John Brandsema, MD: I think it’s not just time, but also these are rare diseases. So it’s logistically difficult to set up some sort of research trial to actually study this in a meaningful way.
Peter L. Salgo, MD: A trial requires numbers.
John Brandsema, MD: Then you need biomarkers that are reliable in terms of the impact of your therapies. In rare diseases, a lot of times, this is highly challenging. If you have a disease like SMA, which is progressing at different rates in different people and affecting different aspects of their function, how do you come up with a 1-size-fits-all trial that is going to measure that effectively across the spectrum? Then what we end up in the clinic having as a concern is that there will be a research trial that has some data associated with it. But it’s in a very targeted population that has been preselected to be a group that is going to show change in the natural history of the disease—within a certain window of time but also a potential response to a therapeutic intervention that is in a very measurable way. But then that gets approved in a different way in terms of the label, and then we’re trying to decide which of our patients actually could benefit from that therapeutic option without actually having any research experience to base that expectation on in some of the groups that are not like the group that was studied. That is a huge challenge.

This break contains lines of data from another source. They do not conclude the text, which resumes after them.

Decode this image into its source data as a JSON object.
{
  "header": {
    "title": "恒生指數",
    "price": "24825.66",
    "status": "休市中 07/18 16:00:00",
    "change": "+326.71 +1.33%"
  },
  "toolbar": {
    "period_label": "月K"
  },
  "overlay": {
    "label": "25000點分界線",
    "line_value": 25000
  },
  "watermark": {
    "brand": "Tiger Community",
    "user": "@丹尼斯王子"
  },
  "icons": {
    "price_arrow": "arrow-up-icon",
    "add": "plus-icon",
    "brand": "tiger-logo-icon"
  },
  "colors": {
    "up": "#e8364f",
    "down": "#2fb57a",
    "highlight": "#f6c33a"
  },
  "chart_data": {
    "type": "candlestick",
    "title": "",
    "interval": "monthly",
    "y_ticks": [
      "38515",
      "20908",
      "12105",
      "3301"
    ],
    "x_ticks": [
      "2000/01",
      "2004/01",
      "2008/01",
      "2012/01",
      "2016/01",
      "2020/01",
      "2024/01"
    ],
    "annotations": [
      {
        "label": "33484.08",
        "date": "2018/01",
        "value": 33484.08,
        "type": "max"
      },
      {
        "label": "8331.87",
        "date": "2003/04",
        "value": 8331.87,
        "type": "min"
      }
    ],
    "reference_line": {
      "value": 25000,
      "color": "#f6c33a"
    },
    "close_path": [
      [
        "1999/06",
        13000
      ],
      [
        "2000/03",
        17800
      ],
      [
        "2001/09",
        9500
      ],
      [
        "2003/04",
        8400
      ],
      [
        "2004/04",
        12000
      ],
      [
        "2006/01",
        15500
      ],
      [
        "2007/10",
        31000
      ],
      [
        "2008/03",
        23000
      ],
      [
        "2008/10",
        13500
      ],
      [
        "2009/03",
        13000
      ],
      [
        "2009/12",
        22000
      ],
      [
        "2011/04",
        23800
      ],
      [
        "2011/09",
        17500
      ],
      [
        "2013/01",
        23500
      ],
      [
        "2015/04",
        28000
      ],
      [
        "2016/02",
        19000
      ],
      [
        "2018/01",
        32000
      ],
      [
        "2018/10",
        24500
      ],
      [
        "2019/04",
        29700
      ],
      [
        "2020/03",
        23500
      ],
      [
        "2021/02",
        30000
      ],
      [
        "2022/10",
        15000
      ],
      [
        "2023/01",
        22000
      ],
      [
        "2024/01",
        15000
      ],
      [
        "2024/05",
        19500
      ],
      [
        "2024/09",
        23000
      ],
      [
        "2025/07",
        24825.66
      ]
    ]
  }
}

Peter L. Salgo, MD: That’s a challenge with rare diseases, right?
Maria Lopes, MD, MS: Exactly, and there lies the conundrum because you may have the FDA indication. You may have a very tight clinical trial. Initially, we are going to pay for it, but we’re going to look to the evidence—we’re going to look to the trial design. We also have a challenge, which is the payment methodology.
Peter L. Salgo, MD: What’s that mean?
Maria Lopes, MD, MS: We probably need innovative ways, not just to pay 1 lump sum. Let’s say that’s $4 million for gene therapy. What if it doesn’t work? How do we maintain affordability over not only 1 condition but potentially 40 that may be coming with gene therapies. I completely agree that we need something today or when these therapies come out, but we also need the assurance that these will be the cures that we’re all anticipating.

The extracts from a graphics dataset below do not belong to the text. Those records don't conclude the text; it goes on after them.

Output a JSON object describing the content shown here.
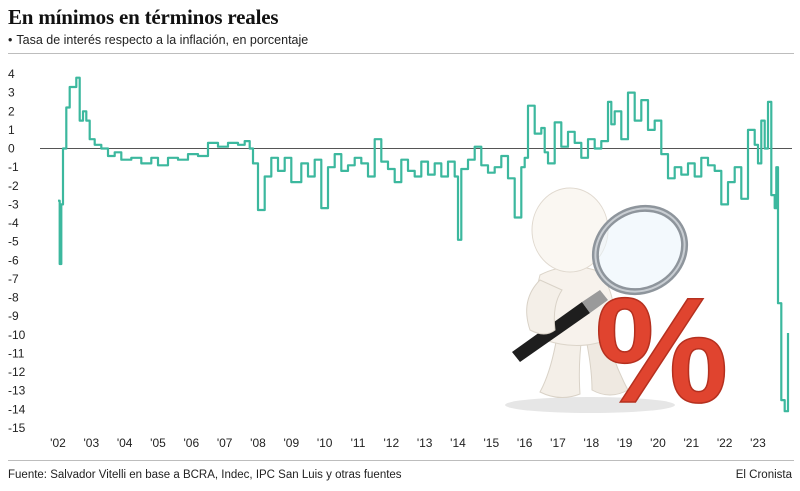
{
  "header": {
    "title": "En mínimos en términos reales",
    "subtitle_bullet": "•",
    "subtitle": "Tasa de interés respecto a la inflación, en porcentaje"
  },
  "footer": {
    "source": "Fuente: Salvador Vitelli en base a BCRA, Indec, IPC San Luis y otras fuentes",
    "brand": "El Cronista"
  },
  "colors": {
    "series": "#3cb89e",
    "zero_line": "#555555",
    "grid": "#d9d9d9",
    "rule": "#bdbdbd"
  },
  "illustration": {
    "description_icon": "person-magnifying-percent-icon",
    "symbol": "%"
  },
  "chart_data": {
    "type": "line",
    "title": "En mínimos en términos reales",
    "subtitle": "Tasa de interés respecto a la inflación, en porcentaje",
    "xlabel": "",
    "ylabel": "",
    "xlim": [
      2002.0,
      2023.9
    ],
    "ylim": [
      -15,
      4
    ],
    "y_ticks": [
      4,
      3,
      2,
      1,
      0,
      -1,
      -2,
      -3,
      -4,
      -5,
      -6,
      -7,
      -8,
      -9,
      -10,
      -11,
      -12,
      -13,
      -14,
      -15
    ],
    "x_ticks": [
      {
        "x": 2002,
        "label": "'02"
      },
      {
        "x": 2003,
        "label": "'03"
      },
      {
        "x": 2004,
        "label": "'04"
      },
      {
        "x": 2005,
        "label": "'05"
      },
      {
        "x": 2006,
        "label": "'06"
      },
      {
        "x": 2007,
        "label": "'07"
      },
      {
        "x": 2008,
        "label": "'08"
      },
      {
        "x": 2009,
        "label": "'09"
      },
      {
        "x": 2010,
        "label": "'10"
      },
      {
        "x": 2011,
        "label": "'11"
      },
      {
        "x": 2012,
        "label": "'12"
      },
      {
        "x": 2013,
        "label": "'13"
      },
      {
        "x": 2014,
        "label": "'14"
      },
      {
        "x": 2015,
        "label": "'15"
      },
      {
        "x": 2016,
        "label": "'16"
      },
      {
        "x": 2017,
        "label": "'17"
      },
      {
        "x": 2018,
        "label": "'18"
      },
      {
        "x": 2019,
        "label": "'19"
      },
      {
        "x": 2020,
        "label": "'20"
      },
      {
        "x": 2021,
        "label": "'21"
      },
      {
        "x": 2022,
        "label": "'22"
      },
      {
        "x": 2023,
        "label": "'23"
      }
    ],
    "grid": false,
    "legend": "none",
    "series": [
      {
        "x": [
          2002.0,
          2002.05,
          2002.1,
          2002.15,
          2002.25,
          2002.35,
          2002.45,
          2002.55,
          2002.65,
          2002.75,
          2002.85,
          2002.95,
          2003.1,
          2003.3,
          2003.5,
          2003.7,
          2003.9,
          2004.2,
          2004.5,
          2004.8,
          2005.0,
          2005.3,
          2005.6,
          2005.9,
          2006.2,
          2006.5,
          2006.8,
          2007.1,
          2007.4,
          2007.6,
          2007.75,
          2007.85,
          2008.0,
          2008.2,
          2008.4,
          2008.6,
          2008.8,
          2009.0,
          2009.3,
          2009.5,
          2009.7,
          2009.9,
          2010.1,
          2010.3,
          2010.5,
          2010.7,
          2010.9,
          2011.1,
          2011.3,
          2011.5,
          2011.7,
          2011.9,
          2012.1,
          2012.3,
          2012.5,
          2012.7,
          2012.9,
          2013.1,
          2013.3,
          2013.5,
          2013.7,
          2013.9,
          2014.0,
          2014.1,
          2014.3,
          2014.5,
          2014.7,
          2014.9,
          2015.1,
          2015.3,
          2015.5,
          2015.7,
          2015.9,
          2016.0,
          2016.1,
          2016.3,
          2016.5,
          2016.6,
          2016.7,
          2016.9,
          2017.1,
          2017.3,
          2017.5,
          2017.7,
          2017.9,
          2018.1,
          2018.3,
          2018.5,
          2018.6,
          2018.7,
          2018.9,
          2019.1,
          2019.3,
          2019.5,
          2019.7,
          2019.9,
          2020.1,
          2020.3,
          2020.5,
          2020.7,
          2020.9,
          2021.1,
          2021.3,
          2021.5,
          2021.7,
          2021.9,
          2022.1,
          2022.3,
          2022.5,
          2022.7,
          2022.9,
          2023.0,
          2023.1,
          2023.2,
          2023.3,
          2023.4,
          2023.5,
          2023.55,
          2023.6,
          2023.7,
          2023.8,
          2023.9
        ],
        "values": [
          -2.8,
          -6.2,
          -3.0,
          0.0,
          2.2,
          3.3,
          3.3,
          3.8,
          1.5,
          2.0,
          1.5,
          0.5,
          0.2,
          0.0,
          -0.4,
          -0.2,
          -0.6,
          -0.5,
          -0.8,
          -0.5,
          -0.9,
          -0.5,
          -0.6,
          -0.3,
          -0.4,
          0.3,
          0.1,
          0.3,
          0.2,
          0.4,
          0.0,
          -0.8,
          -3.3,
          -1.5,
          -0.5,
          -1.2,
          -0.5,
          -1.8,
          -0.8,
          -1.5,
          -0.6,
          -3.2,
          -1.0,
          -0.3,
          -1.2,
          -0.9,
          -0.5,
          -0.8,
          -1.5,
          0.5,
          -0.7,
          -1.1,
          -1.8,
          -0.6,
          -1.2,
          -1.5,
          -0.7,
          -1.4,
          -0.8,
          -1.5,
          -0.7,
          -1.5,
          -4.9,
          -1.1,
          -0.6,
          0.1,
          -0.9,
          -1.3,
          -1.0,
          -0.4,
          -1.6,
          -3.7,
          -1.0,
          -0.5,
          2.3,
          0.8,
          1.1,
          -0.2,
          -0.8,
          1.4,
          0.1,
          0.9,
          0.3,
          -0.5,
          0.5,
          0.0,
          0.4,
          2.5,
          1.3,
          2.0,
          0.5,
          3.0,
          1.5,
          2.6,
          1.0,
          1.5,
          -0.3,
          -1.6,
          -1.0,
          -1.4,
          -0.8,
          -1.5,
          -0.5,
          -0.9,
          -1.2,
          -3.0,
          -1.8,
          -1.0,
          -2.7,
          1.0,
          0.2,
          -0.8,
          1.5,
          0.0,
          2.5,
          -2.5,
          -3.2,
          -1.0,
          -8.3,
          -13.5,
          -14.1,
          -9.9
        ]
      }
    ]
  }
}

Peter L. Salgo, MD: But you know what parents are going to say? They’re going to say, “Please, there’s some hope here. There previously wasn’t any hope. I don’t know if it’s going to work, but it’s all I’ve got. I’m begging you, give this to my child, $4 million in a trillion-, zillion-dollar economy? Come on!”
Maria Lopes, MD, MS: In the end, it begs the need for better data and that we have the ability, perhaps, not to just pay based on hope but maybe amortize the payments so that you pay as you go. And if the treatment is working, the payment is there.
Peter L. Salgo, MD: Again, I’ll put 1 more nail in this 1. Hope? I’ve got hope. That’s worth a lot. Pay for hope. Maybe it’s a good idea. If it doesn’t work, we’ll stop. But for now, that’s all these parents have, no?
Maria Lopes, MD, MS: I think it’s hard paying for hope when $4 million could be used for education, for vaccines, and for so many other areas. I think it’s a tough challenge for the United States and our society to be able to draw the line on what do we pay for and what we don’t pay for.
John Brandsema, MD: But we also have to emphasize that doing everything isn’t always the answer for everybody either. Once you give a realistic portrayal of what somebody might be facing in terms of a certain circumstance, they may make the decision not to pursue certain interventions and other things, and that’s still a legitimate choice in our society, an individualized decision.
Peter L. Salgo, MD: So you do occasionally decide not to treat.
John Brandsema, MD: Yes.
Peter L. Salgo, MD: OK, this is not going where we wanted to go. Maybe the best option is nothing.
John Brandsema, MD: Right, and that is an option that’s presented and discussed when people face these kinds of diseases.